Kindness is an integral part of the patient experience. Research has shown that patients who receive compassionate, patient-centered care are more satisfied and willing to comply with their medical treatment, which leads to positive patient outcomes.

“UConn Health is dedicated to helping people in promoting health and wellbeing,” says Trabal. “Making sure patients are cared for, respected, and valued are ways to achieve UConn’s mission; for me, this is going above and beyond in meeting the needs of each patient.”

“Crystal is a very kind and engaging person. I have witnessed her interactions with patients and their family members on many occasions and have always found her to be compassionate and understanding,” says Dr. Patrick Coll, medical director for Senior Health at the UConn Center on Aging. “Most of my patients know her by name and many reach out to her directly if they have a concern or question. She has a very challenging job that she handles with equanimity.”

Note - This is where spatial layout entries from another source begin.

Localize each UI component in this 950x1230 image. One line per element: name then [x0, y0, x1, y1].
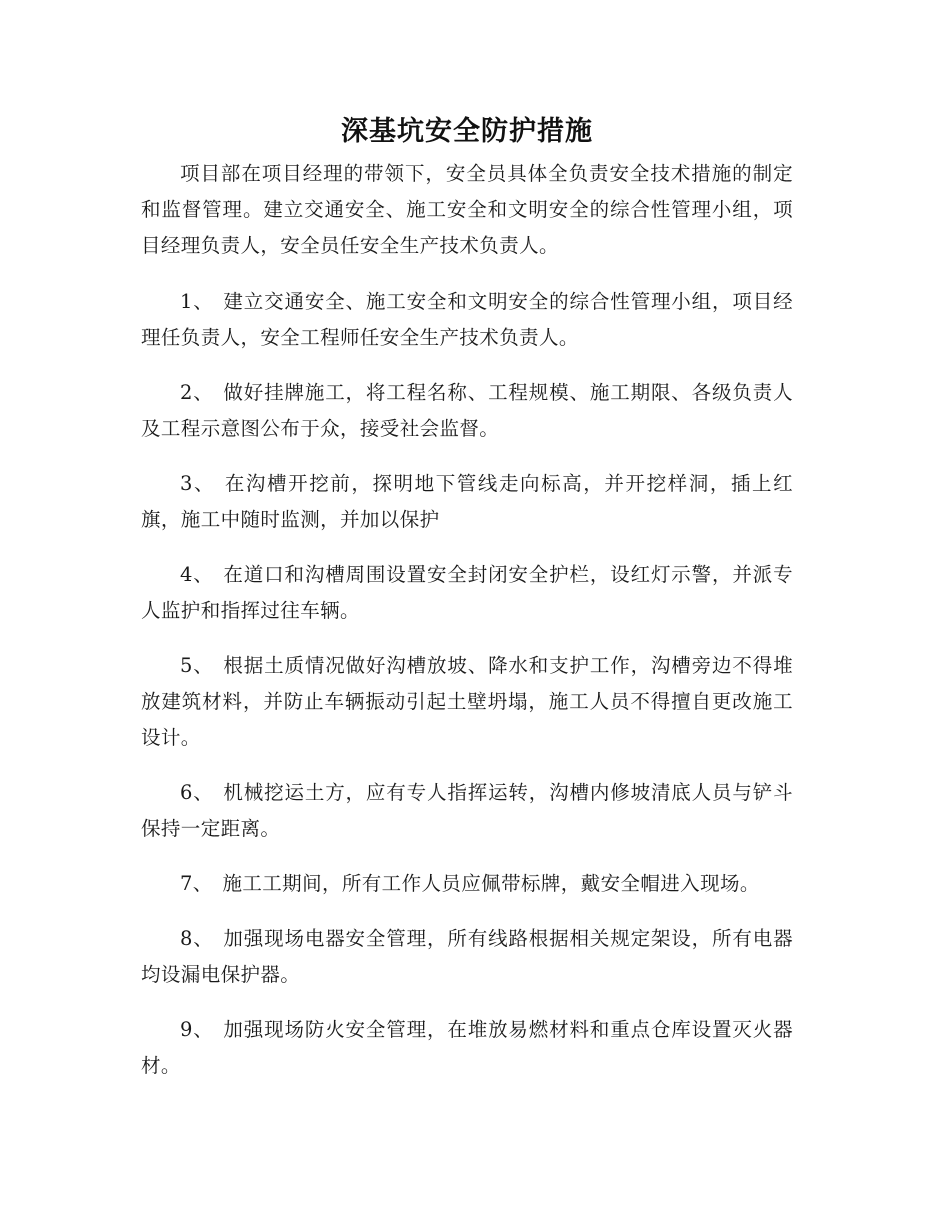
intro-paragraph: 项目部在项目经理的带领下，安全员具体全负责安全技术措施的制定和监督管理。建立交通安全、施工安全和文明安全的综合性管理小组，项目经理负责人，安全员任安全生产技术负责人。 [141, 162, 793, 257]
item-text: 机械挖运土方，应有专人指挥运转，沟槽内修坡清底人员与铲斗保持一定距离。 [141, 781, 793, 840]
item-text: 建立交通安全、施工安全和文明安全的综合性管理小组，项目经理任负责人，安全工程师任安全生产技术负责人。 [141, 290, 793, 349]
item-number: 1、 [180, 290, 214, 313]
item-number: 4、 [180, 563, 214, 586]
item-number: 5、 [180, 654, 214, 677]
list-item [141, 648, 793, 756]
item-text: 加强现场防火安全管理，在堆放易燃材料和重点仓库设置灭火器材。 [141, 1018, 793, 1077]
item-number: 6、 [180, 781, 214, 804]
document-title: 深基坑安全防护措施 [341, 116, 593, 147]
list-item [141, 921, 793, 993]
list-item [141, 284, 793, 356]
item-text: 在道口和沟槽周围设置安全封闭安全护栏，设红灯示警，并派专人监护和指挥过往车辆。 [141, 563, 793, 622]
list-item [141, 1012, 793, 1084]
list-item [141, 557, 793, 629]
item-text: 加强现场电器安全管理，所有线路根据相关规定架设，所有电器均设漏电保护器。 [141, 927, 793, 986]
item-number: 3、 [180, 472, 216, 495]
item-number: 8、 [180, 927, 214, 950]
item-number: 9、 [180, 1018, 214, 1041]
document-page [141, 108, 793, 1103]
list-item [141, 866, 793, 902]
item-text: 在沟槽开挖前，探明地下管线走向标高，并开挖样洞，插上红旗，施工中随时监测，并加以保护 [141, 472, 793, 531]
list-item [141, 375, 793, 447]
item-text: 做好挂牌施工，将工程名称、工程规模、施工期限、各级负责人及工程示意图公布于众，接受社会监督。 [141, 381, 793, 440]
item-text: 施工工期间，所有工作人员应佩带标牌，戴安全帽进入现场。 [222, 872, 760, 895]
item-text: 根据土质情况做好沟槽放坡、降水和支护工作，沟槽旁边不得堆放建筑材料，并防止车辆振动引起土壁坍塌，施工人员不得擅自更改施工设计。 [141, 654, 793, 749]
list-item [141, 466, 793, 538]
item-number: 2、 [180, 381, 214, 404]
item-number: 7、 [180, 872, 213, 895]
list-item [141, 775, 793, 847]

A recent experience Trabal had was when a patient called at the end of the shift because her appointment had been canceled and she needed to be rescheduled. The patient was very upset and started yelling. Trabal acknowledged her frustration and agreed to stay late to help her reschedule. The earliest appointment was with another provider and the patient was hesitant but with reassurance, from Trabal she agreed.

“She could not understand how I remained so calm even after she was yelling at me,” says Trabal. “She was thankful that I showed such patience in finding her appointment and when the patient arrived at the clinic for her appointment, she wanted to meet with me, where she hugged and thanked me again.”

“She has been contributing to the clinic and patients’ care far beyond what is typically the role of a medical assistant,” says Dr. Yazeed Maghaydah, co-director of the Memory Program at the UConn Center on Aging.

“She is always smiling, and cheerful and brings a positive feeling making it feel like home and family for both patients and coworkers.”

Kindness comes in the form of offering a listening ear and encouraging words when needed, which is always helpful with this population. The patients she works with are sometimes lonely and are looking for someone to talk to, which can sometimes be a challenge to end a phone conversation when you know the patient wants to talk.

“Being able to show that we care and make a person feel valued are ways to show kindness,” says Trabal.

“Kindness can be as simple as a smile.”

“The thing I love most about my job is the personal connection that I am able to make with patients,” says Trabal. “Also being able to work alongside providers to provide support in taking care of the patients and the staff who continue to help me grow in my position.”

“Being compassionate and kind is key to good geriatric care and Crystal exemplifies this attribute every day that she works here at UConn Health,” says Coll.

“You never know what someone is going through, but you can never go wrong with being kind,” says Trabal.